HRC_UN_1

UN still oblivious to reality.

Via CNS News

The U.N. Human Rights Council this week will appoint an official whose job is to examine Western sanctions, viewed as constituting human rights violations against the targeted countries.

The newly-created post, established by a resolution introduced by Iran, will go to a veteran Algerian diplomat who in his application expressed concern about U.S. and European sanctions against Russia over the Ukraine crisis.

The move comes three weeks after Secretary of State John Kerry in an address to the Geneva-based HRC praised it for the “historic progress” it has made since the Obama administration joined in 2009.

An HRC committee recommended that Idriss Jazairy of Algeria get the post over 16 other candidates, and in a letter to council members on Friday HRC president Joachim Ruecker confirmed he support it.[…]

The new mandate was created in an HRC resolution last fall that was introduced by Iran on behalf of the Non-Aligned Movement, and passed by a vote that reflected the deep divisions among the HRC’s 47 members.

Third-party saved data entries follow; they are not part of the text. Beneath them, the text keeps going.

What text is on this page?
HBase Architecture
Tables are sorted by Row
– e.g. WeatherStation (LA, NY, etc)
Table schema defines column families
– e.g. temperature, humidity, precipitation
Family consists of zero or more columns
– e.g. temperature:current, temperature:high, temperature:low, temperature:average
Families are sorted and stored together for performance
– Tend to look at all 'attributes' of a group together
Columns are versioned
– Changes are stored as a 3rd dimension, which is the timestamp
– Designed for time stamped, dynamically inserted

The 31 votes in favor came from African, Asian and Latin American members including Cuba, China, Pakistan Russia, Saudi Arabia, Venezuela and Vietnam. The 14 opposing votes came from the U.S., European democracies, South Korea and Japan.

“Unilateral coercive measures” -– UCMs in the U.N.’s jargon –- are sanctions or similar actions imposed by one country on another aimed at putting pressure on regimes to change direction or institute reforms, without U.N. Security Council authorization.

The U.S. imposes such measures against a number of countries, including Russia, Cuba, Venezuela, Iran, Syria and North Korea, in response to issues ranging from human rights and violations to proliferation and support for terrorism. European Union targets include Iran and Zimbabwe.[…]

Jazairy, 78, served as Algeria’s ambassador to the HRC until 2012, representing a government that is designated “not free” by the democracy watchdog, Freedom House.

Soon after the council was created in 2006 – to replace the 60-year-old U.N. Commission on Human Rights which had become increasingly discredited – he led African opposition to taking a tough stance towards Sudan over the deadly humanitarian crisis in Darfur.

Speaking on behalf of the Africa group late that year, Jazairy said the new U.N. rights body should avoid “a wrong-footed or heavy-handed response” towards the Islamist regime in Khartoum.

Two years later, Jazairy raised eyebrows when during preparations for a controversial anti-racism conference he played down concerns that it may be used as a platform for anti-semitism by saying, “Anti-semitism targets Arabs who are also Semites – and by extension, the whole Muslim community.”